We at PPP Party are not believers in the idea that Law and Order should be about more prisons. We think it should be about fewer prisoners. However, given the current shortage of adequate space in our prisons we propose a Community Cell Initiative. This would make use of the vast numbers of potential cells on all our streets. It would also help remind the general public of the diverse strata within our society, with some at the top and others at the bottom. Prisoners would earn early release privileges if they helped the public with lost keys and directions.

A Resolution to End All Resolutions

PPPParty is appalled by the recent increase in violence across the globe. Resorting to violence is always wrong. At this time clarity of language is the most important thing. It stops bombs (devices, explosives, things that go bang) and can lead (make a path for, get out of the way etc.) to peace (harmony, calm, not being shot at).
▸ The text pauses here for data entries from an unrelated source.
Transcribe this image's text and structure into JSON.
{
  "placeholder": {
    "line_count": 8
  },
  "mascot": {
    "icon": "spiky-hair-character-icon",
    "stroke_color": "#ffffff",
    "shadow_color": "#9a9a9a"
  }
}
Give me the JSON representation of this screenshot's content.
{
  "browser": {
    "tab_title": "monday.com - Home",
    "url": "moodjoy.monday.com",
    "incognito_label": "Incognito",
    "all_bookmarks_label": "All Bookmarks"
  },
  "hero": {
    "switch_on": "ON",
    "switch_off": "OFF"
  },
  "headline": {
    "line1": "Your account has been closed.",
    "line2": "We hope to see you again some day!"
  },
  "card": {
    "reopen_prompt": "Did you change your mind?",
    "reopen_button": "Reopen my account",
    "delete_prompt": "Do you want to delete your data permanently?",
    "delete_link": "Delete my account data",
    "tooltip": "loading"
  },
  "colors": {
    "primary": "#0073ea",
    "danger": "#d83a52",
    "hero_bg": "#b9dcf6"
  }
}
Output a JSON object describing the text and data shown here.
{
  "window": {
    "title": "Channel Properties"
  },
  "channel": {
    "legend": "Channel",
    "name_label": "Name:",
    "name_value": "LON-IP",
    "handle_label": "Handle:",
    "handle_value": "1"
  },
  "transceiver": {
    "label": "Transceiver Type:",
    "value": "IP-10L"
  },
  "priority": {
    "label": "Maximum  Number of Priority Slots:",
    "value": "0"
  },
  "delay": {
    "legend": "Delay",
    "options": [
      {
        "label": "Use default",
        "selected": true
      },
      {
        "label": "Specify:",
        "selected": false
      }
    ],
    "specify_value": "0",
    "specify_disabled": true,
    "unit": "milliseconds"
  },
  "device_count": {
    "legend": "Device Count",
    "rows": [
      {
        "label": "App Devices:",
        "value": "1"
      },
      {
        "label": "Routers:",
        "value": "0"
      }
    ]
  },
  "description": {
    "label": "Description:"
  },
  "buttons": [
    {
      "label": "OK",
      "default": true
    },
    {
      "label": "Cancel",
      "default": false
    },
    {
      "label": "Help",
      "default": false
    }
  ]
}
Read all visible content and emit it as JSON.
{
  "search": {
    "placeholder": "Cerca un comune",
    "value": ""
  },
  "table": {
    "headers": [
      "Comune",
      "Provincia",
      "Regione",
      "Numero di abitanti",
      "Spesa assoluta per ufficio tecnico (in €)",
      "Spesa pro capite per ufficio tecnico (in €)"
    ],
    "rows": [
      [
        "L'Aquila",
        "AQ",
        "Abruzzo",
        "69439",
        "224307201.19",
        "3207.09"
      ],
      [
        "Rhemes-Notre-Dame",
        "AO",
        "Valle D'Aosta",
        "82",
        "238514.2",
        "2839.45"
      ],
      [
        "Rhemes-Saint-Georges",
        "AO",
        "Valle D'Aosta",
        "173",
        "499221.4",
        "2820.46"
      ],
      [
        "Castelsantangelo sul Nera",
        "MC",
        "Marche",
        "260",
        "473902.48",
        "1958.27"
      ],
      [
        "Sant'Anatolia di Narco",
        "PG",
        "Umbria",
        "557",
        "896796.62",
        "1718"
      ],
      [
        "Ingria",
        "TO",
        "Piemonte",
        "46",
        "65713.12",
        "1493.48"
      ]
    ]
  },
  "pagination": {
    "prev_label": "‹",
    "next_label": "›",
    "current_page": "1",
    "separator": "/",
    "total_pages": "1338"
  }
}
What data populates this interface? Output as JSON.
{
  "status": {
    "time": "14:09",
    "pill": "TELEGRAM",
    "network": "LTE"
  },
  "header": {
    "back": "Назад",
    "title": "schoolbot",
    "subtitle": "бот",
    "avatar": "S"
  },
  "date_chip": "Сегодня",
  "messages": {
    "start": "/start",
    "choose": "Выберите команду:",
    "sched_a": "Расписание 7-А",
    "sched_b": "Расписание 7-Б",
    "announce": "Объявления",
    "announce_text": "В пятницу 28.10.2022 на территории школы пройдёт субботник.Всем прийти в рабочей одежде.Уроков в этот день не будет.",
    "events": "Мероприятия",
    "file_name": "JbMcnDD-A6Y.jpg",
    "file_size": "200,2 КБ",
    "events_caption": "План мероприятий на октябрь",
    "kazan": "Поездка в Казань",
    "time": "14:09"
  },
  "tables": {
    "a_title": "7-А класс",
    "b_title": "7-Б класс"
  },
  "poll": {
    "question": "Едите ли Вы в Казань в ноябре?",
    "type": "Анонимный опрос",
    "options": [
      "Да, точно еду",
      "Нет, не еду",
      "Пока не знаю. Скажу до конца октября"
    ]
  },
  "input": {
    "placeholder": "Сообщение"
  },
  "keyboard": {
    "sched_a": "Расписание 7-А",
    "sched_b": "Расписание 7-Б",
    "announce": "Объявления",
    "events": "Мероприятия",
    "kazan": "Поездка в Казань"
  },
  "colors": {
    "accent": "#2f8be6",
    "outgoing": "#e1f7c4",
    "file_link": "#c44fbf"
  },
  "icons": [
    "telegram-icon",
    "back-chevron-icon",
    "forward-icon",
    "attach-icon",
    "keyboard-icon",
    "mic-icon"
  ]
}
Therefore we call for a resolution to end all resolutions: anyone with a weapon in their hands to immediately turn it on themselves so that we can go back to watching the Strictly Come Dancing Bake Off.

Feet 30% Better – Official

We’ve left the poorly designed and ultimately pointless union of onion eaters. Let’s ditch their unfathomable measurement system. Gallons of time have been wasted figuring out what’s what. Let us raise a pint to the inch. No more centipedes. No more metering. The future is now. The future is furlong.